Initially, Robots are just a structure, selecting the best robot design is about controlling each robot’s movements and assessing their function. The controller and shape of a robot are interconnected, that is why the optimization of the robot is required. Once each Robot is dissembled to move freely the researchers look at high-performing robots with a “graph heuristic search”. This whole process improves as time passes.

This whole work is the result of great achievements in the 25-year quest to automatically design the morphology and control of robots.  According to Allan Zhao, RoboGrammar is a way towards, more inventive robot designs that could be more effective.
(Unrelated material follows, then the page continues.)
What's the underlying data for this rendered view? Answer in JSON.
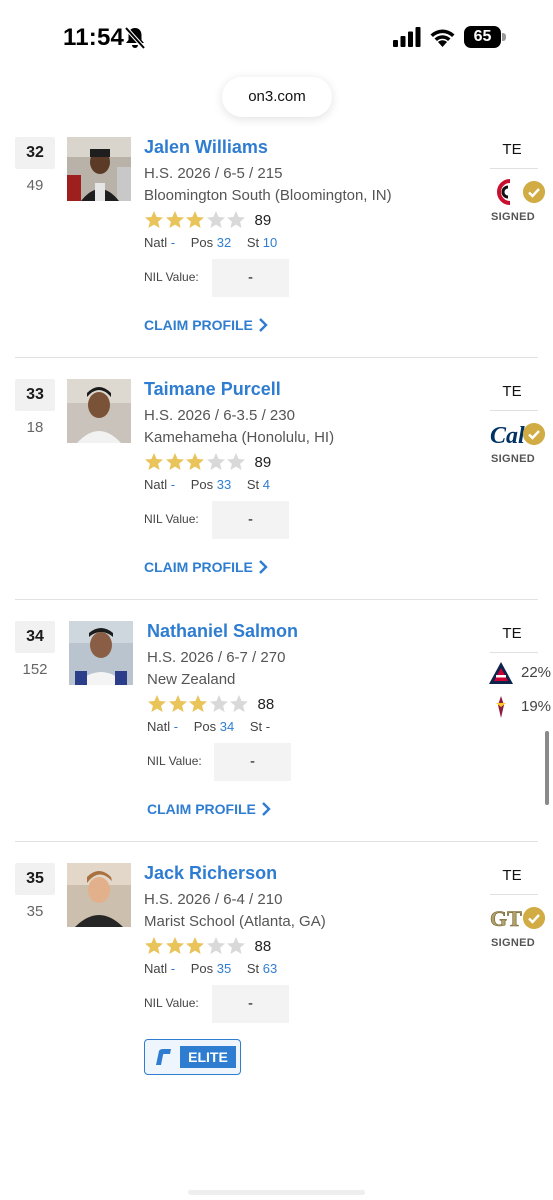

Zhao and his team develop something called Graph Grammar; it is a set of constraints for the arrangements of the robot’s component. This was developed to overcome the challenges faced when connecting the parts in arbitrary ways. The idea of rules in graph grammar was inspired by animals-arthropods in particular. RoboGrammar uses this graph grammar and set off in three steps firstly defines the problem, secondly, draw up possible robotic solutions, and then finally select the optimal ones.

With these steps and also using the rules of graph grammar RoboGrammar design hundreds of thousands of potential robot structures. Some look like a race car, and some like spiders.